Neulich in der Straßenbahn

Hinter mir sitzen zwei Damen und – äh – debattieren. Anscheinend Mutter und Tochter.

T: bitte gib ihr keine Kekse mehr. Sie hat Zöliakie, das weißt du doch. Es geht ihr dann schlecht.

M: ach das glaube ich nicht. Das ist doch so ein Modeding. Das ist doch gar nicht bewiesen. Das ist doch nur Geldmacherei von der Dinkelmafia.

T: Mama bitte, sie verträgt es nicht. Der Arzt hat gesagt, sie darf kein Gluten …

M: aber alle Omas geben ihren Enkeln Kekse. Nur ich darf nicht oder was?

T: das ist doch kein Argument. Du schadest ihr.

M: dir habe ich auch immer Kekse gegeben, es hat dir auch nicht geschadet, oder?

T: ich hab ja auch keine Zöliakie.
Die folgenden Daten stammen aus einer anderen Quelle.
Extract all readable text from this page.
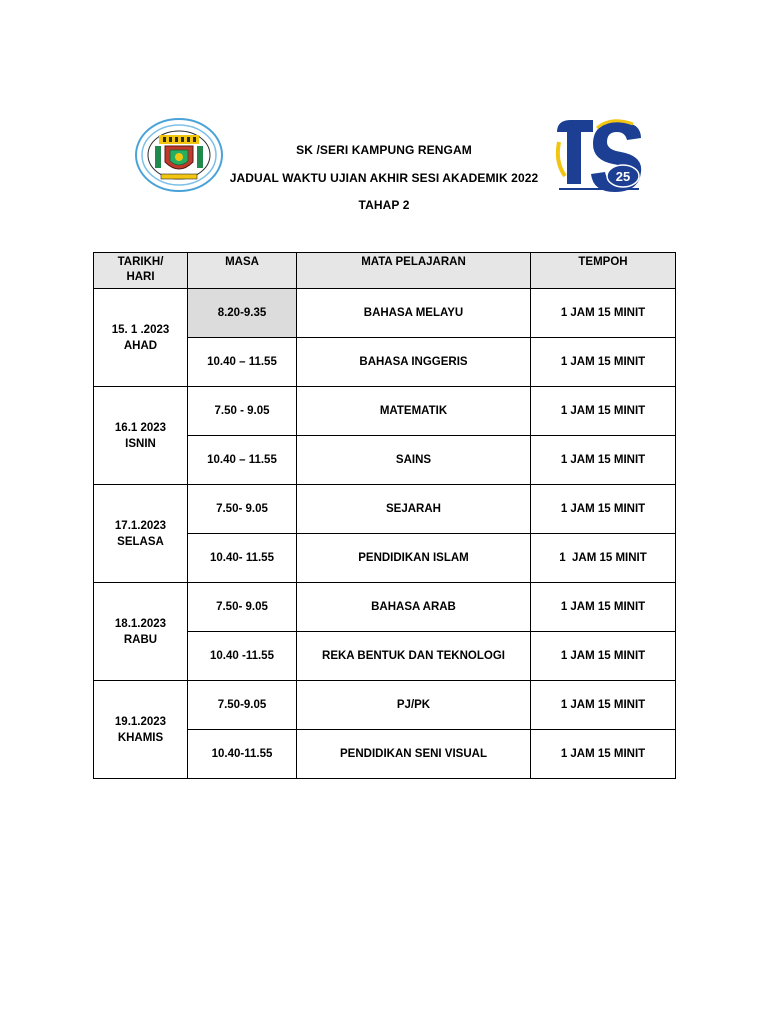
SK /SERI KAMPUNG RENGAM
JADUAL WAKTU UJIAN AKHIR SESI AKADEMIK 2022
TAHAP 2
25
TARIKH/
HARI	MASA	MATA PELAJARAN	TEMPOH

15. 1 .2023
AHAD	8.20-9.35	BAHASA MELAYU	1 JAM 15 MINIT
	10.40 – 11.55	BAHASA INGGERIS	1 JAM 15 MINIT

16.1 2023
ISNIN	7.50 - 9.05	MATEMATIK	1 JAM 15 MINIT
	10.40 – 11.55	SAINS	1 JAM 15 MINIT

17.1.2023
SELASA	7.50- 9.05	SEJARAH	1 JAM 15 MINIT
	10.40- 11.55	PENDIDIKAN ISLAM	1  JAM 15 MINIT

18.1.2023
RABU	7.50- 9.05	BAHASA ARAB	1 JAM 15 MINIT
	10.40 -11.55	REKA BENTUK DAN TEKNOLOGI	1 JAM 15 MINIT

19.1.2023
KHAMIS	7.50-9.05	PJ/PK	1 JAM 15 MINIT
	10.40-11.55	PENDIDIKAN SENI VISUAL	1 JAM 15 MINIT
Aber die Lüttelotte hat nun mal.

M: also von mir hat sie das nicht. Das kommt nur von dem Vater und seiner Familie. Und jetzt soll ich ihr keine Kekse geben dürfen.

T: ist doch egal, warum sie das hat, wir müssen das akzeptieren und uns danach richten.

M: ich geb ihr ja auch immer nur einen Keks. Das bißchen schadet nun wirklich nicht.

T: Mama, bitte gib ihr keine Kekse mehr. Jeder blöde kleine Keks schadet ihr. Wenn du unbedingt willst, dann kauf ihr halt Gluten freie Kekse.

M: die sind mir viel zu teuer.

T: Mama, sie ist deine Enkelin, hallo!

M: ok, dann soll die Lüttelotte eben sagen, dass sie keine Kekse will.

T: klar, die Lüttelotte mit ihren 4 Jahren soll jetzt die Vernunft und die Disziplin aufbringen, die du nicht hast.

M: wie sprichst du denn mit mir? Ich bin deine Mutter.

Ich sitz da und denke, wie blöd ist denn diese Oma? Sieht sie nicht, dass sie ihrer Enkelin schadet? Und was sind das denn für blöde Argumente? Weil alle es machen? Weil es schon immer so war? Weil das bißchen bestimmt nicht schadet? Weil das eh nicht bewiesen ist?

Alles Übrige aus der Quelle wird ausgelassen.